Hermes Lab

File-first autonomous experiment scaffolding for long-running research controlled by AI agents or human operators.

Run hyperparameter sweeps, code mutation loops, or any iterative research process with built-in scheduling, dispatch, multi-fidelity tiers, and automatic result tracking.

Why Hermes Lab?

Most ML experiment tools assume you're training models on GPUs. Hermes Lab is domain-agnostic: it manages any experiment that has a metric, a search space, and a way to run iterations. The lab is the scheduler and bookkeeper; you bring the executor.

File-first: All state lives in plain files (YAML, JSON, Markdown). No database, no server.
Agent-native: Built to be operated by AI coding agents (Claude Code, Codex, etc.) or humans via CLI.
Append-only history: Every run is an immutable bundle. Derived views (summaries, rankings) are rebuilt from sealed runs.
Multi-fidelity: Run cheap proxy experiments first, promote winners to expensive final validation.
Dispatch protocol: Let remote workers or cloud GPUs claim work packages without direct filesystem access.

Quick Start

# Clone the repo
git clone https://github.com/amenti-labs/hermes-lab.git
cd hermes-lab

# Set your data root (or use the default ./lab-data)
export HERMES_LAB_DATA_ROOT=~/hermes-lab-data

# Initialize the lab
python3 scripts/labctl.py init

# Create an experiment from a template
python3 scripts/labctl.py create templates/autoresearch-generic.yaml

# Run one scheduler cycle
python3 scripts/labctl.py run-once

# Check status
python3 scripts/labctl.py status

Execution Modes

Mode	Description	Use when
Cron	Autonomous background runs on a schedule	Unattended overnight search
Burst	Back-to-back iterations with auto-generated params	Fast exploration, you're watching
Guided	Pauses for approval before each iteration	Early experiment design, steering
Swarm	Multi-strategy rotation with shared blackboard	Broad search across approaches

# Burst: 20 random iterations
python3 scripts/labctl.py burst <exp_id> --strategy random -n 20

# Guided: approve each step
python3 scripts/labctl.py guided <exp_id> --strategy perturb -n 10

# Swarm: rotate strategies
python3 scripts/labctl.py swarm <exp_id> --strategies random perturb bayesian -n 30

Search Strategies

Strategy	When to use
`random`	Initial exploration, no prior knowledge
`perturb`	Refine near a good baseline
`bayesian`	10+ trials done, want smarter suggestions (needs `optuna`)
`evolution`	Large search space, population-based (needs `nevergrad`)
`tree`	AIDE-style tree search: branch new ideas or improve best ones
`llm`	LLM reads summaries and proposes next params

Templates

Start from a template that matches your use case:

Template	Description
`autoresearch-generic.yaml`	Minimal starting point for any experiment
`code-autoresearch.yaml`	Git-backed code mutation loop
`local-agent-autoresearch.yaml`	Provider-agnostic local agent mutation
`multifidelity-autoresearch.yaml`	Proxy/final two-tier experiments
`research-sprint.yaml`	Time-boxed research sprint

Key Concepts

Data root ($HERMES_LAB_DATA_ROOT): Where the lab stores all state -- experiment history, run bundles, metrics, dispatch queue. Default: ./lab-data. Set the env var to put it anywhere.
Workspace (workspace_root in SPEC): Where your experiment code lives -- training scripts, configs, search space. Can be any directory, anywhere on disk. The lab reads from it but doesn't own it.

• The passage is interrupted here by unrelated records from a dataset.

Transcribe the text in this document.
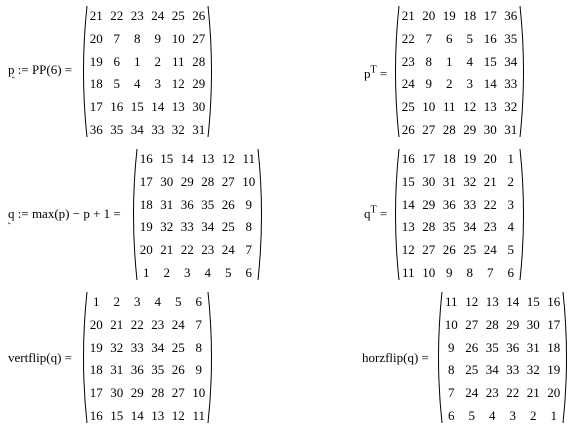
p := PP(6) =
21 22 23 24 25 26
20 7	8	9 10 27
19 6	1	2 11 28
18 5	4	3 12 29
17 16 15 14 13 30
36 35 34 33 32 31
$p^T$ =
21 20 19 18 17 36
22 7	6	5 16 35
23 8	1	4 15 34
24 9	2	3 14 33
25 10 11 12 13 32
26 27 28 29 30 31
q := max(p) − p + 1 =
16 15 14 13 12 11
17 30 29 28 27 10
18 31 36 35 26 9
19 32 33 34 25 8
20 21 22 23 24 7
1	2	3	4	5	6
$q^T$ =
16 17 18 19 20 1
15 30 31 32 21 2
14 29 36 33 22 3
13 28 35 34 23 4
12 27 26 25 24 5
11 10 9	8	7	6
vertflip(q) =
1	2	3	4	5	6
20 21 22 23 24 7
19 32 33 34 25 8
18 31 36 35 26 9
17 30 29 28 27 10
16 15 14 13 12 11
horzflip(q) =
11 12 13 14 15 16
10 27 28 29 30 17
9 26 35 36 31 18
8 25 34 33 32 19
7 24 23 22 21 20
6	5	4	3	2	1
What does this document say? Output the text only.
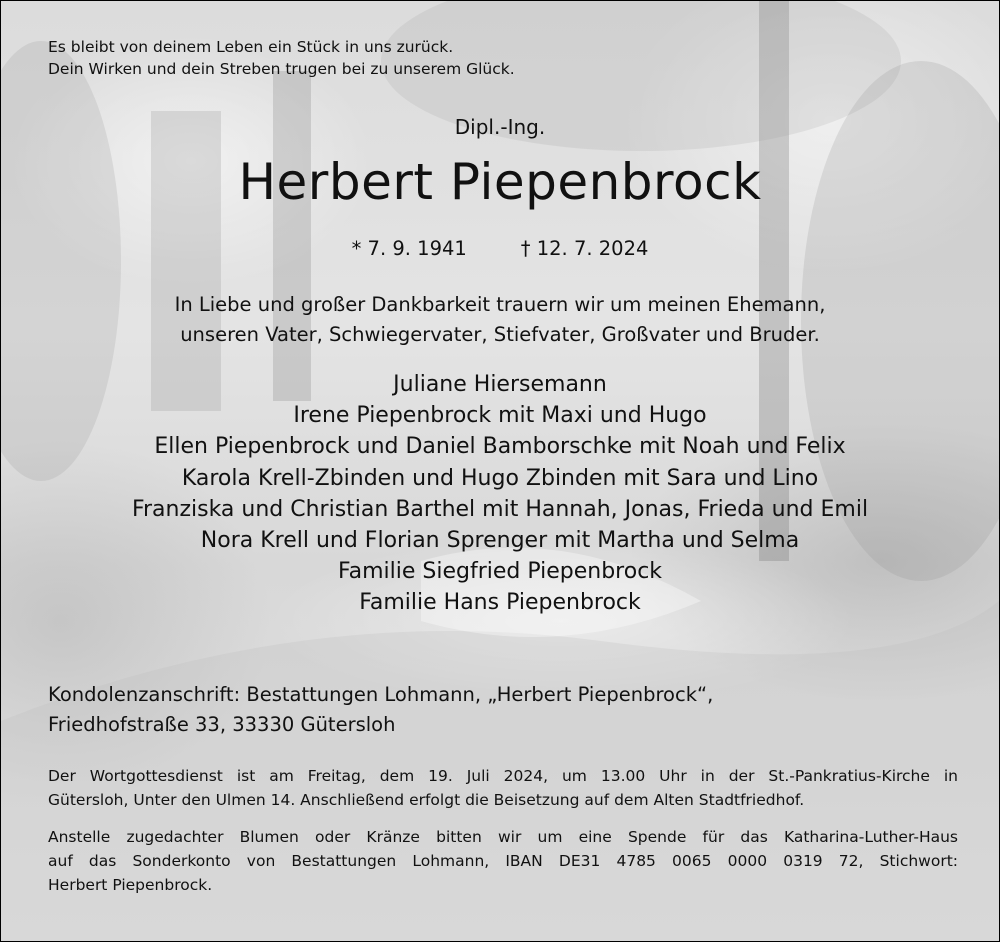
Es bleibt von deinem Leben ein Stück in uns zurück.
Dein Wirken und dein Streben trugen bei zu unserem Glück.
Dipl.-Ing.
Herbert Piepenbrock
* 7. 9. 1941	† 12. 7. 2024
In Liebe und großer Dankbarkeit trauern wir um meinen Ehemann,
unseren Vater, Schwiegervater, Stiefvater, Großvater und Bruder.
Juliane Hiersemann
Irene Piepenbrock mit Maxi und Hugo
Ellen Piepenbrock und Daniel Bamborschke mit Noah und Felix
Karola Krell-Zbinden und Hugo Zbinden mit Sara und Lino
Franziska und Christian Barthel mit Hannah, Jonas, Frieda und Emil
Nora Krell und Florian Sprenger mit Martha und Selma
Familie Siegfried Piepenbrock
Familie Hans Piepenbrock
Kondolenzanschrift: Bestattungen Lohmann, „Herbert Piepenbrock“,
Friedhofstraße 33, 33330 Gütersloh
Der Wortgottesdienst ist am Freitag, dem 19. Juli 2024, um 13.00 Uhr in der St.-Pankratius-Kirche in
Gütersloh, Unter den Ulmen 14. Anschließend erfolgt die Beisetzung auf dem Alten Stadtfriedhof.
Anstelle zugedachter Blumen oder Kränze bitten wir um eine Spende für das Katharina-Luther-Haus
auf das Sonderkonto von Bestattungen Lohmann, IBAN DE31 4785 0065 0000 0319 72, Stichwort:
Herbert Piepenbrock.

These are independent. Your workspace might be ~/projects/my-model while the data root is ~/lab-data.

Data Root Layout

$HERMES_LAB_DATA_ROOT/
├── README-FIRST.md
├── LAB-STATUS.md
├── LAB-INDEX.json
├── PROGRAM.md
├── CHANGELOG.md
├── registry/
│   ├── events.jsonl
│   └── locks/
├── experiments/
│   └── <exp-id>/
│       ├── SPEC.yaml
│       ├── STATUS.json
│       ├── RUNBOOK.md
│       ├── SUMMARY.md
│       ├── NEXT.md
│       ├── context.md
│       ├── best.md
│       ├── metrics.jsonl
│       ├── checkpoints/
│       └── runs/
│           └── RUN-<timestamp>-<role>/
│               ├── manifest.json
│               ├── plan.md
│               ├── RESULT.md
│               ├── metrics.json
│               ├── stdout.log
│               ├── stderr.log
│               └── artifacts/
├── digests/{daily,weekly}
├── control/{inbox,approvals,outbox}
├── dispatch/{ready,running,complete}
├── backups/
└── scratch/

Search Space

Workspaces using burst, guided, or swarm modes need a search_space.json:

{
  "weight_decay": {"low": 0.1, "high": 10.0, "log": true, "type": "float"},
  "learning_rate": {"low": 1e-5, "high": 1e-2, "log": true, "type": "float"},
  "hidden_dim": {"low": 64, "high": 512, "type": "int"}
}

Flat params are auto-merged into nested configs.

How It Works

labctl run-once does this for each eligible experiment:

Reclaim stale leases if needed.
Pick the next role from worker_roles.
Acquire a lease.
Create a run bundle and plan.md.
Run the configured executor_command (or built-in stub).
Seal the run bundle with RESULT.md and metrics.json.
Rebuild projections (RUNBOOK.md, SUMMARY.md, LAB-STATUS.md).
Release the lease.

Dispatch Workflow

For workers that should not write directly into experiment folders:

python3 scripts/labctl.py dispatch-ready --max-runs 1
python3 scripts/labctl.py dispatch-claim --max-runs 1 --worker my-gpu
python3 scripts/labctl.py dispatch-work --max-runs 1 --worker my-gpu
python3 scripts/labctl.py dispatch-complete <dispatch_id>
python3 scripts/labctl.py dispatch-ingest

Multi-Fidelity

Run cheap proxy experiments, promote winners to final validation:

fidelity_tiers:
  - proxy
  - final
initial_fidelity_tier: proxy
proxy_executor_class: local-cpu
final_executor_class: cloud-h100

Agent Integration

Hermes Lab is designed for AI agents. The recommended agent is Hermes Agent, but any agent harness that can read files and run shell commands will work.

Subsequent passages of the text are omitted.